Every NHS trust should be ordered to appoint a safety officer to protect patients from "institutionalised neglect and abuse", a leading medical organisation says today.
The College of Medicine, an alliance of doctors, scientists and patients, called on the Government to act as a public inquiry opens into the scandal at Mid-Staffordshire Foundation Trust where at least 400 excess deaths occurred between 2005 and 2008 as a result of poor care.
The inquiry is the second to be chaired by Robert Francis QC, after the first, which reported last February, found patients were left screaming in pain, lying in soiled bed sheets and so thirsty they were forced to drink water from flower vases.
That inquiry concluded that management tolerated poor care because it was focused on financial targets rather than patient welfare.

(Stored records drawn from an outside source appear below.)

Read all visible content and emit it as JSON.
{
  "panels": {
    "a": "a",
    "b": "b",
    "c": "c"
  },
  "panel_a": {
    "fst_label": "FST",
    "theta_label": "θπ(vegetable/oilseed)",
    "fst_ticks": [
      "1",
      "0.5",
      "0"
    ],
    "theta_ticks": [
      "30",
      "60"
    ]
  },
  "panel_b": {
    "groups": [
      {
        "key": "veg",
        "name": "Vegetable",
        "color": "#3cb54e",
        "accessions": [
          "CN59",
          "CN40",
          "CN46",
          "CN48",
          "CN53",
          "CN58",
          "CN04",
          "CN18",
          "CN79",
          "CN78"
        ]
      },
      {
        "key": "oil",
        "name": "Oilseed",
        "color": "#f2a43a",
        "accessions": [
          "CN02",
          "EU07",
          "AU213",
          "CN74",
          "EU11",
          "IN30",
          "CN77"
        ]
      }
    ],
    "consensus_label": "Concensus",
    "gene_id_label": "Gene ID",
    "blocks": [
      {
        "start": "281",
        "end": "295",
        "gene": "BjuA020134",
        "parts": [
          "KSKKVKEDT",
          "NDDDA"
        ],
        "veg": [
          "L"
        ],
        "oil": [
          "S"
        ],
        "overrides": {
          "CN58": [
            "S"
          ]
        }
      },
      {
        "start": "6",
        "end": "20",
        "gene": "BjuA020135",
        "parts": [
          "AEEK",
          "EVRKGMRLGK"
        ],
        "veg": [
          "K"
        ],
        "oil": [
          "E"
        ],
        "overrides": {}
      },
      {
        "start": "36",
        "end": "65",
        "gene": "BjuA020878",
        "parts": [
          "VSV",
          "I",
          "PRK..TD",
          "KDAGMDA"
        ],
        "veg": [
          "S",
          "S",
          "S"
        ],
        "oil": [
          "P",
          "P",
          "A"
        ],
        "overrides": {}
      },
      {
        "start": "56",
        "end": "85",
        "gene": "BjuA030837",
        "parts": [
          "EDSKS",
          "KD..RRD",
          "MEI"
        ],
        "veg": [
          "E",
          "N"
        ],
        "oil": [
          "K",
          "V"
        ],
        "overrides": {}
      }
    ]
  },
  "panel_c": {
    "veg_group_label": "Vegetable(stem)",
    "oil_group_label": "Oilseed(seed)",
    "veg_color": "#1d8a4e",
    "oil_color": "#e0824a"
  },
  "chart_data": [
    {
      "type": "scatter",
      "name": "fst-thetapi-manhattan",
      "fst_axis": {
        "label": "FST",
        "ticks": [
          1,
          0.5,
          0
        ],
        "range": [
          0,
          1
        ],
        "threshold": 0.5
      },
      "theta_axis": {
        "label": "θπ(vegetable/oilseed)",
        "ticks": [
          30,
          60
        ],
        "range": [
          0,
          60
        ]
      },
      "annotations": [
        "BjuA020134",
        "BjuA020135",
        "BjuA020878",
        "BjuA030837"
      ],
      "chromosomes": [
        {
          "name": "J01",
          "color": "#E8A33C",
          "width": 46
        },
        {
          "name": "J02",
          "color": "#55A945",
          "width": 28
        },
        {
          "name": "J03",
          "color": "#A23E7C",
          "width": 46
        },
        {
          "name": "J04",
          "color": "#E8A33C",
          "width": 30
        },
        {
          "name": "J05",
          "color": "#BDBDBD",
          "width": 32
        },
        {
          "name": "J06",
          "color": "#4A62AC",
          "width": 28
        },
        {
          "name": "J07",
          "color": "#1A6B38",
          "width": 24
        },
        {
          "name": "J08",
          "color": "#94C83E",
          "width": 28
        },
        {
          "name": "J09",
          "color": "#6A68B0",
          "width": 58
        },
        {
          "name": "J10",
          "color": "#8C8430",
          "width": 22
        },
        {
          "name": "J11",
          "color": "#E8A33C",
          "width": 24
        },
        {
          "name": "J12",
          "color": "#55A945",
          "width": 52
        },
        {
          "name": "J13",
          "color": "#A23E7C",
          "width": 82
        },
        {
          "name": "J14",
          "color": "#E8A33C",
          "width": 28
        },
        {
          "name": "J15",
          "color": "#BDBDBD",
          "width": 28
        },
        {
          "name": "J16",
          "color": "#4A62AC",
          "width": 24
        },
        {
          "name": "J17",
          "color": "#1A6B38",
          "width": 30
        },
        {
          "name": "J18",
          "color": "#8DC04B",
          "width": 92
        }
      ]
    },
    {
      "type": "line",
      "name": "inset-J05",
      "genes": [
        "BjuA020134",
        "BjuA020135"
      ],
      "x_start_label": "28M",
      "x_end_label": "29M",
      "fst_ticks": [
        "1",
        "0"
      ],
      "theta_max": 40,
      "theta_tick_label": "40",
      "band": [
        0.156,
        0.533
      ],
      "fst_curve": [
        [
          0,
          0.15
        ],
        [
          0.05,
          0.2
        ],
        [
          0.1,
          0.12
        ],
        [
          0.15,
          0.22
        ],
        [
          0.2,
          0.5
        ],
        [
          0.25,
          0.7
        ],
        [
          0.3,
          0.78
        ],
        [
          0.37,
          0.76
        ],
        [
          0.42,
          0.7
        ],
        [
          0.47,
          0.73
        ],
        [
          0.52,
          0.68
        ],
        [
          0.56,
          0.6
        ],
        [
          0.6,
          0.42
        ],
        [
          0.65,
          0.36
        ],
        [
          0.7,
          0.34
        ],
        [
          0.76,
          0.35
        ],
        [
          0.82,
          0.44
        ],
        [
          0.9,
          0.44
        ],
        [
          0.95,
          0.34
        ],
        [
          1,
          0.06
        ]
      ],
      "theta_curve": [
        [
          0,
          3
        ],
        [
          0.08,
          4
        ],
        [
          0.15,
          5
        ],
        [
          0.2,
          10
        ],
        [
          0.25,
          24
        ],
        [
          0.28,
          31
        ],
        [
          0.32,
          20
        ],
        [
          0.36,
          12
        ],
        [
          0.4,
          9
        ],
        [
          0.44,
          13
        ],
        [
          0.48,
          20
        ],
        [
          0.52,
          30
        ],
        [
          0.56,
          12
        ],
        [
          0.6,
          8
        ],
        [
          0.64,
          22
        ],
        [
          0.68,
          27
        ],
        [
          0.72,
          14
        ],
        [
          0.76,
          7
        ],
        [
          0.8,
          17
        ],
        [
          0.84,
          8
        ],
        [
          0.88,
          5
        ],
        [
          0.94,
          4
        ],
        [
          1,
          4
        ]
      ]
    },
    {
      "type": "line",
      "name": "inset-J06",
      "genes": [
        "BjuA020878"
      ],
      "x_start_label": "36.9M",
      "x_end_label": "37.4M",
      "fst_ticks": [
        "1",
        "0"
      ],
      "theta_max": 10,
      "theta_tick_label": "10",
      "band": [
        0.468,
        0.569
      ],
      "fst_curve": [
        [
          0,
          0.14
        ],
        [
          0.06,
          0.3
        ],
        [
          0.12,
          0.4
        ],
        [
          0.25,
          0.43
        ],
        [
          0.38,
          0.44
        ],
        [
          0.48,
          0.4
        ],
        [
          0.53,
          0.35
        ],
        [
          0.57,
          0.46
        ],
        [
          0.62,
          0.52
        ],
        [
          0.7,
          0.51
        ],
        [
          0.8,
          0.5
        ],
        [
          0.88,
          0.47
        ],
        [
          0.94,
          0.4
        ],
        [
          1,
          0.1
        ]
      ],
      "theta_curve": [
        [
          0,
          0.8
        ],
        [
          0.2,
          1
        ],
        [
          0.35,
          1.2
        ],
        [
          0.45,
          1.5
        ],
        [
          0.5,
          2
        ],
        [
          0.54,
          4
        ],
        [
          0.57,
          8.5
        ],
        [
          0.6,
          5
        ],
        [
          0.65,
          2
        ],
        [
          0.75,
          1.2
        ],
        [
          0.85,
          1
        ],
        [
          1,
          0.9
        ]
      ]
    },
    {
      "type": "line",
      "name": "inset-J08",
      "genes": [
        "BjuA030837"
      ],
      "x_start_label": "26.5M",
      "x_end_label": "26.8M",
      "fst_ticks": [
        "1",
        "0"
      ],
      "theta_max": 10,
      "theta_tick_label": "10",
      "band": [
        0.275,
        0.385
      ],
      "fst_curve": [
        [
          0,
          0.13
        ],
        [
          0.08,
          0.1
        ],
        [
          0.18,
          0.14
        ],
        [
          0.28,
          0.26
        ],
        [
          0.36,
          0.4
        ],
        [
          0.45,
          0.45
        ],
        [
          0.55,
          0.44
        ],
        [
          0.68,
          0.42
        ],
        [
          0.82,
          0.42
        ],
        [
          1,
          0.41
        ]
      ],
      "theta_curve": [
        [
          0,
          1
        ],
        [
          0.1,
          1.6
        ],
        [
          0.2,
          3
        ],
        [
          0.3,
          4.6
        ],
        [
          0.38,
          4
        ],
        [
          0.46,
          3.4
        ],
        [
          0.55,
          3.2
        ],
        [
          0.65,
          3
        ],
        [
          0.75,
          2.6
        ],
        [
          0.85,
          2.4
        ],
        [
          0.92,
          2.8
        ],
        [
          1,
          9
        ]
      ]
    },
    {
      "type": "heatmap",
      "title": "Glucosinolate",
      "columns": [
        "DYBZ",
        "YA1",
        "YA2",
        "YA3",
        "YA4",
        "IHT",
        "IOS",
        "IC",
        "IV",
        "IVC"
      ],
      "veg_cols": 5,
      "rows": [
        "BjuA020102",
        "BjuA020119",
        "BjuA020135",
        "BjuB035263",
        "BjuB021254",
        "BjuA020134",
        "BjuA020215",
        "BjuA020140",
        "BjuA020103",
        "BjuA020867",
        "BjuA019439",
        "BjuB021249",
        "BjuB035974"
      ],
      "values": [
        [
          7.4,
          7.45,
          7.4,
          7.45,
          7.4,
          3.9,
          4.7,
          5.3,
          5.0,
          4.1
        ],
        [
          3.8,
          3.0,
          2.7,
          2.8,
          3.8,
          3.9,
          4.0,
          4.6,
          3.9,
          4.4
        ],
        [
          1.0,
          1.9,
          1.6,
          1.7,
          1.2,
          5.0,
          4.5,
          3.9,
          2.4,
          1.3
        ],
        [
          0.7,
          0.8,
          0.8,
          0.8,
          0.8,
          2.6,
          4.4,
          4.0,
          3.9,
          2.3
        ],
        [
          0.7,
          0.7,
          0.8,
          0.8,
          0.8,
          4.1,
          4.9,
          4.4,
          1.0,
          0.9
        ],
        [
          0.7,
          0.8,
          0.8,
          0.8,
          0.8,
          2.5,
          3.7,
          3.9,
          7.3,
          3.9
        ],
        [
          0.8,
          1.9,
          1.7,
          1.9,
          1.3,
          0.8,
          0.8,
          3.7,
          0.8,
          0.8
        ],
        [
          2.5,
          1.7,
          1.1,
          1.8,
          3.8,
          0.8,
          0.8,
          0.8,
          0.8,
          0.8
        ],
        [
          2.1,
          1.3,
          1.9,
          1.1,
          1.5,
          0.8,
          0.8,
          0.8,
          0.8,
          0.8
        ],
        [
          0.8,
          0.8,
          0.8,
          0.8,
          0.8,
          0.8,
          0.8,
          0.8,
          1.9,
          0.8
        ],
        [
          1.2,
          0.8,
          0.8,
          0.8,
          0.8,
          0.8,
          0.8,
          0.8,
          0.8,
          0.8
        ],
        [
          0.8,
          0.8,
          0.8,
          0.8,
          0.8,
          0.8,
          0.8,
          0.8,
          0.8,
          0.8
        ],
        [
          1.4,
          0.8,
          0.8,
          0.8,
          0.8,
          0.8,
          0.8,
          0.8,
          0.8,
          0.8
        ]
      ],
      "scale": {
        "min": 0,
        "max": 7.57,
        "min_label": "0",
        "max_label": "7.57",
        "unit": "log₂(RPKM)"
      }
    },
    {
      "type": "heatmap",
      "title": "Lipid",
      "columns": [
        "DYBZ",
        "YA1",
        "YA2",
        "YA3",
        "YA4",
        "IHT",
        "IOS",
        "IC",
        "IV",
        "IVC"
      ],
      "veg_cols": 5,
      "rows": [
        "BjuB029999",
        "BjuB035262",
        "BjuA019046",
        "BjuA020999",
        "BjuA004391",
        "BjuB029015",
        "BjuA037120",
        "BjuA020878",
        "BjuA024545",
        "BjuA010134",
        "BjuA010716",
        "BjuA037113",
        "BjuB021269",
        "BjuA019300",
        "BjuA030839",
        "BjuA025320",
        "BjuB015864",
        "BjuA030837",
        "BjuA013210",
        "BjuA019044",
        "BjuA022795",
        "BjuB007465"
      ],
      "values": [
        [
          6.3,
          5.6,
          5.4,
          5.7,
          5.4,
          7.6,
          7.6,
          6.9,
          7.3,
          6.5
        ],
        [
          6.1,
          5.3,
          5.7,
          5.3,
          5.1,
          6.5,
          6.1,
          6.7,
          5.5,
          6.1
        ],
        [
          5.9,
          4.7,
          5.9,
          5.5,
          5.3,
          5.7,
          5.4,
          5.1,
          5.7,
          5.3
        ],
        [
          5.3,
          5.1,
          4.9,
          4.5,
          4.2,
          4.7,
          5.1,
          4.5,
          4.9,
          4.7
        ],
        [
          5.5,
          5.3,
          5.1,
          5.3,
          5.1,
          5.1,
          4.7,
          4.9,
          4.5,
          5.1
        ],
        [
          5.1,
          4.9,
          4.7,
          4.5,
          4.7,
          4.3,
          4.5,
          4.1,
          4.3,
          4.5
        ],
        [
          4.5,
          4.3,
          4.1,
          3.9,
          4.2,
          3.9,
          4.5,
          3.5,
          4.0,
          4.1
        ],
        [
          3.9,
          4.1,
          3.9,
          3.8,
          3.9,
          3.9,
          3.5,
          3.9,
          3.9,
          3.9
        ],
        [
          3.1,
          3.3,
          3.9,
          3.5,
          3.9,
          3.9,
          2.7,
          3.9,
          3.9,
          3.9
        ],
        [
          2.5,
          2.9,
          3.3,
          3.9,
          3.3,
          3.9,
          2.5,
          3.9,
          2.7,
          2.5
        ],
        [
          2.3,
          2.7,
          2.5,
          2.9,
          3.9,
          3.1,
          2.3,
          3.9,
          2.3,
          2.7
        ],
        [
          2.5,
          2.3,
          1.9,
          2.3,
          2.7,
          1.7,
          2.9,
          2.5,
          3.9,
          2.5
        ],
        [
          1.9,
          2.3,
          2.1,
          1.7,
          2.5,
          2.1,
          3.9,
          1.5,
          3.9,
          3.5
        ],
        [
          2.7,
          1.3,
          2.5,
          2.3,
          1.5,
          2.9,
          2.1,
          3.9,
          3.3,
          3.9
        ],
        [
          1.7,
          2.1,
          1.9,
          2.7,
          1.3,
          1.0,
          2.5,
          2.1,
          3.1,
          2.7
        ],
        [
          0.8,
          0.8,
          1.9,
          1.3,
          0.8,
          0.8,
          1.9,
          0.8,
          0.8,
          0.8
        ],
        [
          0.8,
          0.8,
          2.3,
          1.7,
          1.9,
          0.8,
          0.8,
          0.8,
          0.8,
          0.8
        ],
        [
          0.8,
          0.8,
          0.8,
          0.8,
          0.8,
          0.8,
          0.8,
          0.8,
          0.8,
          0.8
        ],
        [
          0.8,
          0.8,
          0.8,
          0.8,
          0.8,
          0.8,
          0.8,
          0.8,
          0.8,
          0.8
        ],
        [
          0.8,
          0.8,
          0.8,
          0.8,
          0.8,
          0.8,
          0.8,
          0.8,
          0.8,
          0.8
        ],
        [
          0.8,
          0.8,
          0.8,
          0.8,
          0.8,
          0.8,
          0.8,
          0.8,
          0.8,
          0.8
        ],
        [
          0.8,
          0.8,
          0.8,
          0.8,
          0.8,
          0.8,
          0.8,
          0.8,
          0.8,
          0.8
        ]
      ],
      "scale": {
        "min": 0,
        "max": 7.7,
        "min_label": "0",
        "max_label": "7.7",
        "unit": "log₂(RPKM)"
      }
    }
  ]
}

The second inquiry, launched today, will ask how the NHS institutions monitoring the trust allowed the catastrophe to happen. One of the biggest puzzles of the scandal is how it went undetected for so long when the whole panoply of NHS regulation set up in the wake of the Bristol child heart surgery scandal in the 1990s was designed to make poor practice impossible to conceal.
Sir Graeme Catto, the president of the College of Medicine and past president of the General Medical Council, said the Government must act now to protect patients and not wait for the outcome of the inquiry.